1. You have a rich Aunt Ernestine, who recently passed on. In her will, she stipulated you would receive $1,000 a year through age 25; then you will receive $2,500 a year through age 30, then you are to get $5,000 a year through 40 years of age, at which time your payments will cease. You just had your twentieth birthday today (hint: your first cash flow occurs one year from now on your twenty-first birthday). At your twentieth birthday party, a woman offered you $30,000 for the right to your inherited cash flow. Assuming an opportunity cost of eight percent, what is the difference between the amount the woman offers you and the present value of your cash flows? Should you take the offer?

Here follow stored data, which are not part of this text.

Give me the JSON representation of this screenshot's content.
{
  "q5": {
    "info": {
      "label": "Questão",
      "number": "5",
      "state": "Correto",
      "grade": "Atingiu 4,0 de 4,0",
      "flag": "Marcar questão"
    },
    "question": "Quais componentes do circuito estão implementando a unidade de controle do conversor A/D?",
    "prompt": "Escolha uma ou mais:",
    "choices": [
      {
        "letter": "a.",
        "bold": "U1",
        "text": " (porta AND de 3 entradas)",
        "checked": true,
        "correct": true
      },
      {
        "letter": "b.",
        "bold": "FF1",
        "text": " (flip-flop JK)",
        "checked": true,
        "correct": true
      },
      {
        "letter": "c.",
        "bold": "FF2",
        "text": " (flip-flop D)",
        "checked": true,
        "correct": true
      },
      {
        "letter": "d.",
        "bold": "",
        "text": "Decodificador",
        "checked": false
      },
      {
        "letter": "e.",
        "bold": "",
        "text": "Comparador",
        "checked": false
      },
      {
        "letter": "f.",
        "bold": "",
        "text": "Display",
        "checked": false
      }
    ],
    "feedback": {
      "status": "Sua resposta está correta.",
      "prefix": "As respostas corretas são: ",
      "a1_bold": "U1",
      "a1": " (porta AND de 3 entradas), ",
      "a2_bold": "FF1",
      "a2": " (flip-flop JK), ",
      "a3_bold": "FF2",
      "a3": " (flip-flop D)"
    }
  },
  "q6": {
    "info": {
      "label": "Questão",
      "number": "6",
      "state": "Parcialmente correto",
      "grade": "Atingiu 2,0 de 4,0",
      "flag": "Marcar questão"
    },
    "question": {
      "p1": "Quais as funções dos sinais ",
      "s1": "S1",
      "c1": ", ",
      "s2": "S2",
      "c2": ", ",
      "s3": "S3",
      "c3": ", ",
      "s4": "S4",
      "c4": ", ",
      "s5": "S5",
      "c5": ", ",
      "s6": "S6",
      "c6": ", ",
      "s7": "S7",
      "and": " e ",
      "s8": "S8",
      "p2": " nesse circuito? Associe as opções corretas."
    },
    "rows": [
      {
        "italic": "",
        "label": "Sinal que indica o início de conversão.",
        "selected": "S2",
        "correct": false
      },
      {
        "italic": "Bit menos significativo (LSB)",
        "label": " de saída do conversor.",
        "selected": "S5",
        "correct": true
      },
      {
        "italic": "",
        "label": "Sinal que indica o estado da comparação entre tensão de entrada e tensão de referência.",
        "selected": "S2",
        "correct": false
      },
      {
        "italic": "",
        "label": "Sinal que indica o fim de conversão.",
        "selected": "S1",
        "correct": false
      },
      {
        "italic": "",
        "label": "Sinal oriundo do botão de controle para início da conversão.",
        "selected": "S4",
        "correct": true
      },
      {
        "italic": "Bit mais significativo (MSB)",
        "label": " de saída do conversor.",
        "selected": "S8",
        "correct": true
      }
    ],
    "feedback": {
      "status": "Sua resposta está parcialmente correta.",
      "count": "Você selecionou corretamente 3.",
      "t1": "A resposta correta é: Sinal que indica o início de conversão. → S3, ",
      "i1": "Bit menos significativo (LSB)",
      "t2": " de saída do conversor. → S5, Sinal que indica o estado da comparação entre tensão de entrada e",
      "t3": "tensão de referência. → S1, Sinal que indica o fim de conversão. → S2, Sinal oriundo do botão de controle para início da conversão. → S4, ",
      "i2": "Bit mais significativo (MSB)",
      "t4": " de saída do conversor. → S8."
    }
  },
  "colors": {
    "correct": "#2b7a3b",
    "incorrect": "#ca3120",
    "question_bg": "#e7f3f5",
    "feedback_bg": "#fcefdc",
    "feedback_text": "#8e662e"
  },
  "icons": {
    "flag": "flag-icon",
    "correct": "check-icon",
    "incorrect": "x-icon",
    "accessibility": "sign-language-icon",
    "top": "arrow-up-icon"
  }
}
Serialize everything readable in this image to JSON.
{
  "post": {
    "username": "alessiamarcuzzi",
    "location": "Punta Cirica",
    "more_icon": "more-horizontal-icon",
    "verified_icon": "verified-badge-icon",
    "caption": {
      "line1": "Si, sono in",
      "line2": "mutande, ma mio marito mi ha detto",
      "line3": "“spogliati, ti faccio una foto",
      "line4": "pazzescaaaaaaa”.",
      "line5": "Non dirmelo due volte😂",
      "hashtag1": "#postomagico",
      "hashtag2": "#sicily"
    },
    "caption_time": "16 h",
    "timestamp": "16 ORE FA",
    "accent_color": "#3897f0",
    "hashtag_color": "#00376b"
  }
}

2. Canine Corporation is planning on investing in a line of breed stationery. They expect sales to be $50,000 for the first two years, then drop to $30,000 for the next three years and then decline to $15,000 for the remaining five years of the product's lifecycle. Management has determined the firm would have to invest $180,000 at the beginning of the project's life for a new printing press and miscellaneous equipment. The firm's opportunity cost for investment is an annual rate of 12 percent. What is the net present value (NPV) of the firm's investment? Should the firm invest in this project? Explain why or why not.

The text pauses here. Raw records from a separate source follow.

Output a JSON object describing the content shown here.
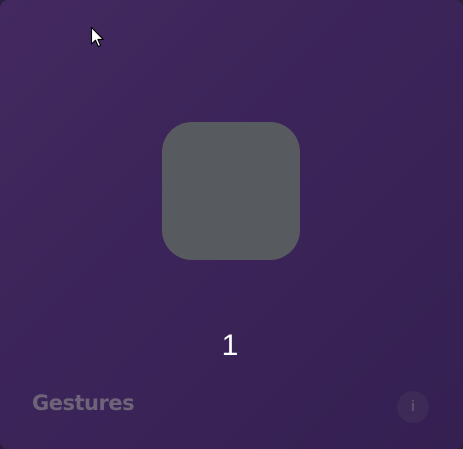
{
  "tile": {
    "number": "1"
  },
  "footer": {
    "title": "Gestures",
    "info_glyph": "i"
  },
  "icons": {
    "info": "info-icon",
    "cursor": "mouse-pointer-icon"
  },
  "colors": {
    "background": "#3b2459",
    "tile": "#575a5f",
    "footer_text": "#6e6378"
  }
}
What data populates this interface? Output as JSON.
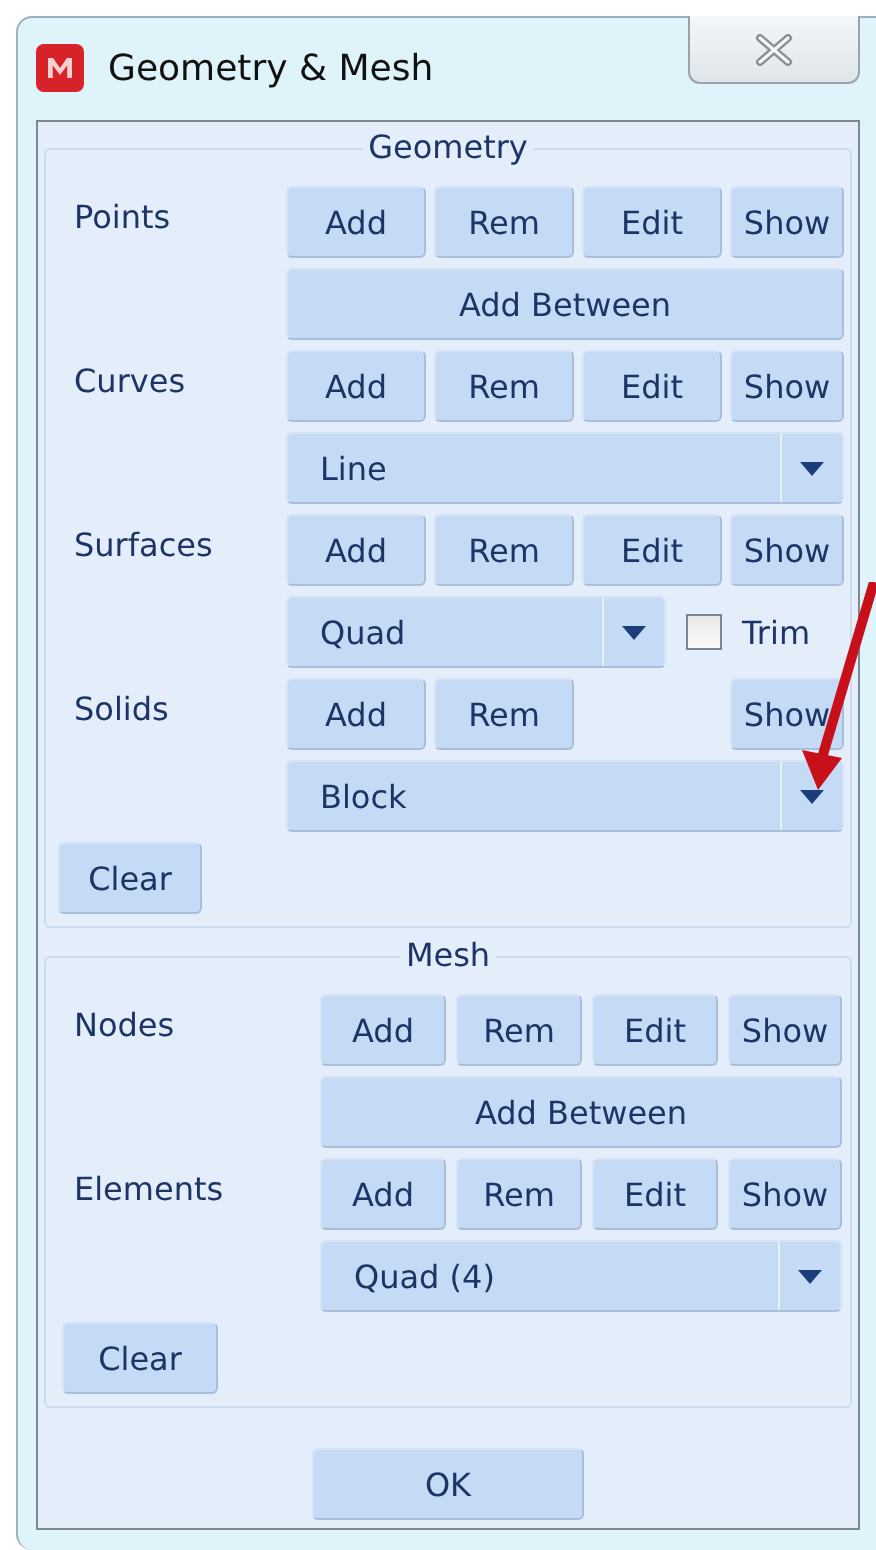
{
  "window": {
    "title": "Geometry & Mesh"
  },
  "sections": [
    {
      "title": "Geometry",
      "rows": [
        {
          "kind": "buttons",
          "label": "Points",
          "buttons": [
            {
              "kind": "button",
              "label": "Add"
            },
            {
              "kind": "button",
              "label": "Rem"
            },
            {
              "kind": "button",
              "label": "Edit"
            },
            {
              "kind": "button",
              "label": "Show"
            }
          ]
        },
        {
          "kind": "wide",
          "text": "Add Between"
        },
        {
          "kind": "buttons",
          "label": "Curves",
          "buttons": [
            {
              "kind": "button",
              "label": "Add"
            },
            {
              "kind": "button",
              "label": "Rem"
            },
            {
              "kind": "button",
              "label": "Edit"
            },
            {
              "kind": "button",
              "label": "Show"
            }
          ]
        },
        {
          "kind": "dropdown",
          "value": "Line"
        },
        {
          "kind": "buttons",
          "label": "Surfaces",
          "buttons": [
            {
              "kind": "button",
              "label": "Add"
            },
            {
              "kind": "button",
              "label": "Rem"
            },
            {
              "kind": "button",
              "label": "Edit"
            },
            {
              "kind": "button",
              "label": "Show"
            }
          ]
        },
        {
          "kind": "dropdown_check",
          "value": "Quad",
          "check_label": "Trim",
          "checked": false
        },
        {
          "kind": "buttons",
          "label": "Solids",
          "buttons": [
            {
              "kind": "button",
              "label": "Add"
            },
            {
              "kind": "button",
              "label": "Rem"
            },
            {
              "kind": "gap"
            },
            {
              "kind": "button",
              "label": "Show"
            }
          ]
        },
        {
          "kind": "dropdown",
          "value": "Block"
        }
      ],
      "clear": "Clear"
    },
    {
      "title": "Mesh",
      "rows": [
        {
          "kind": "buttons",
          "label": "Nodes",
          "buttons": [
            {
              "kind": "button",
              "label": "Add"
            },
            {
              "kind": "button",
              "label": "Rem"
            },
            {
              "kind": "button",
              "label": "Edit"
            },
            {
              "kind": "button",
              "label": "Show"
            }
          ]
        },
        {
          "kind": "wide",
          "text": "Add Between"
        },
        {
          "kind": "buttons",
          "label": "Elements",
          "buttons": [
            {
              "kind": "button",
              "label": "Add"
            },
            {
              "kind": "button",
              "label": "Rem"
            },
            {
              "kind": "button",
              "label": "Edit"
            },
            {
              "kind": "button",
              "label": "Show"
            }
          ]
        },
        {
          "kind": "dropdown",
          "value": "Quad (4)"
        }
      ],
      "clear": "Clear"
    }
  ],
  "ok": "OK"
}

3. Dr. Sheldon Cooper and his pals on Big Bang Theory have created a new talk show for nerds. They are interested in syndicating the talk show so their fellow nerds around the country can enjoy their antics. With the help of their neighbor, Penny Nolastname, the nerds have estimated the following cash flows. $200,000 in year one; $300,000 years two through six; $500,000 in years seven through ten; $200,000 years eleven and twelve, and $100,000 in year thirteen. The startup cost is $250,000, and the nerds' investment portfolio is currently earning an annual rate of five percent. What is the net present value (NPV) of Dr. Cooper's investment? Should Dr. Cooper and his friends sign the contract? Explain why or why not.
4. Challenge Problem: Load Off Your Mind moving company is considering investing in a new moving van to expand its business operations. The cost of the new van is $75,000. The firm is currently earning an annual rate of eight percent on their investment portfolio. The company expects to have the following cash flows from the expansion project; $33,000 in year one; $35,000 in years two through seven; and $27,000 in years nine through twelve. The firm will have to rebuild the van's in year eight, which will cost the company an additional cash outflow of $41,000. What is the net present value (NPV) of Load Off Your Mind's investment? Should the firm invest? Explain why or why not.

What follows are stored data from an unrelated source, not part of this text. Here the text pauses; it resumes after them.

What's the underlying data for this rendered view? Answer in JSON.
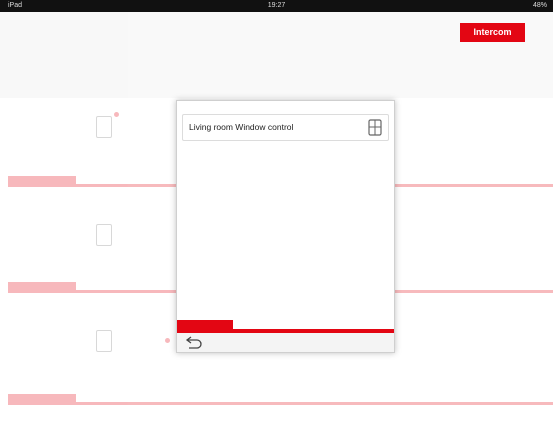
{
  "status_bar": {
    "left": "iPad",
    "time": "19:27",
    "battery": "48%"
  },
  "background": {
    "header_title": "",
    "header_subtitle": "",
    "sections": [
      {
        "label": ""
      },
      {
        "label": ""
      },
      {
        "label": ""
      }
    ],
    "items": [
      {
        "label": ""
      },
      {
        "label": ""
      },
      {
        "label": ""
      },
      {
        "label": ""
      }
    ]
  },
  "intercom_button": {
    "label": "Intercom"
  },
  "dialog": {
    "title": "Living room Window control",
    "tab_label": "",
    "icon": "window-icon",
    "back_icon": "back-arrow-icon"
  },
  "colors": {
    "accent": "#e30613",
    "status_bar": "#111111"
  }
}
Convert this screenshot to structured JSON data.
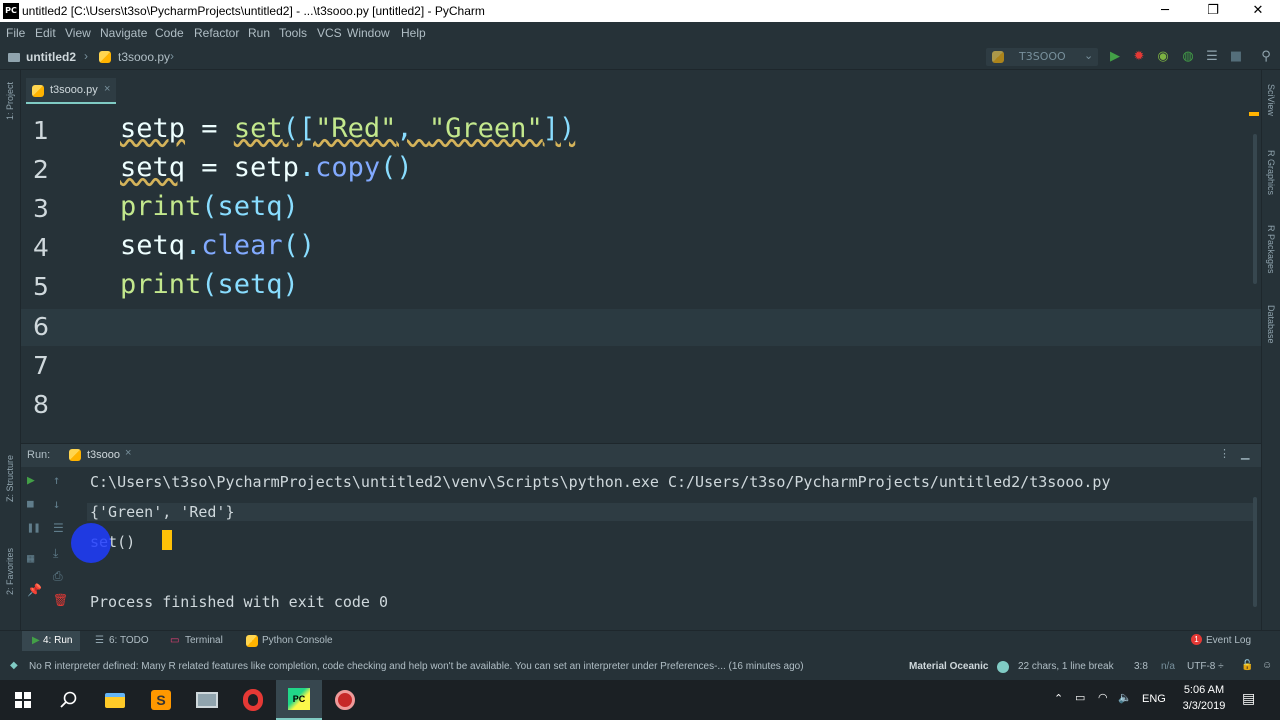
{
  "titlebar": {
    "logo": "PC",
    "title": "untitled2 [C:\\Users\\t3so\\PycharmProjects\\untitled2] - ...\\t3sooo.py [untitled2] - PyCharm",
    "minimize": "─",
    "restore": "❐",
    "close": "✕"
  },
  "menu": [
    "File",
    "Edit",
    "View",
    "Navigate",
    "Code",
    "Refactor",
    "Run",
    "Tools",
    "VCS",
    "Window",
    "Help"
  ],
  "nav": {
    "project": "untitled2",
    "file": "t3sooo.py",
    "run_config": "T3SOOO"
  },
  "left_tools": {
    "project": "1: Project",
    "structure": "Z: Structure",
    "favorites": "2: Favorites"
  },
  "right_tools": {
    "sciview": "SciView",
    "rgraphics": "R Graphics",
    "rpackages": "R Packages",
    "database": "Database"
  },
  "tab": {
    "label": "t3sooo.py"
  },
  "editor": {
    "line_numbers": [
      "1",
      "2",
      "3",
      "4",
      "5",
      "6",
      "7",
      "8"
    ],
    "lines": [
      {
        "a": "setp",
        "b": " = ",
        "c": "set",
        "d": "([",
        "e": "\"Red\"",
        "f": ", ",
        "g": "\"Green\"",
        "h": "])"
      },
      {
        "a": "setq",
        "b": " = setp",
        "c": ".",
        "d": "copy",
        "e": "()"
      },
      {
        "a": "print",
        "b": "(setq)"
      },
      {
        "a": "setq",
        "b": ".",
        "c": "clear",
        "d": "()"
      },
      {
        "a": "print",
        "b": "(setq)"
      }
    ]
  },
  "run": {
    "label": "Run:",
    "tab": "t3sooo",
    "output": [
      "C:\\Users\\t3so\\PycharmProjects\\untitled2\\venv\\Scripts\\python.exe C:/Users/t3so/PycharmProjects/untitled2/t3sooo.py",
      "{'Green', 'Red'}",
      "set()",
      "",
      "Process finished with exit code 0"
    ]
  },
  "bottom_tabs": {
    "run": "4: Run",
    "todo": "6: TODO",
    "terminal": "Terminal",
    "console": "Python Console",
    "eventlog": "Event Log"
  },
  "status": {
    "message": "No R interpreter defined: Many R related features like completion, code checking and help won't be available. You can set an interpreter under Preferences-... (16 minutes ago)",
    "theme": "Material Oceanic",
    "chars": "22 chars, 1 line break",
    "pos": "3:8",
    "na": "n/a",
    "encoding": "UTF-8 ÷"
  },
  "taskbar": {
    "lang": "ENG",
    "time": "5:06 AM",
    "date": "3/3/2019"
  },
  "colors": {
    "bg": "#263238",
    "accent": "#80cbc4",
    "string": "#c3e88d",
    "method": "#82aaff",
    "paren": "#89ddff"
  }
}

5. Challenge Problem: Your uncle gave you two IBM bonds (each bond is worth $1,000 each), and you expect to receive $2,000 ($1,000 for each bond) in five years when these bonds mature. Also, you will receive $240 annual interest payments ($120 for each bond) at the end of each of the next five years until the bonds mature. What is the present value of
your investment? Assume your investment opportunity cost is an annual rate of 11 percent.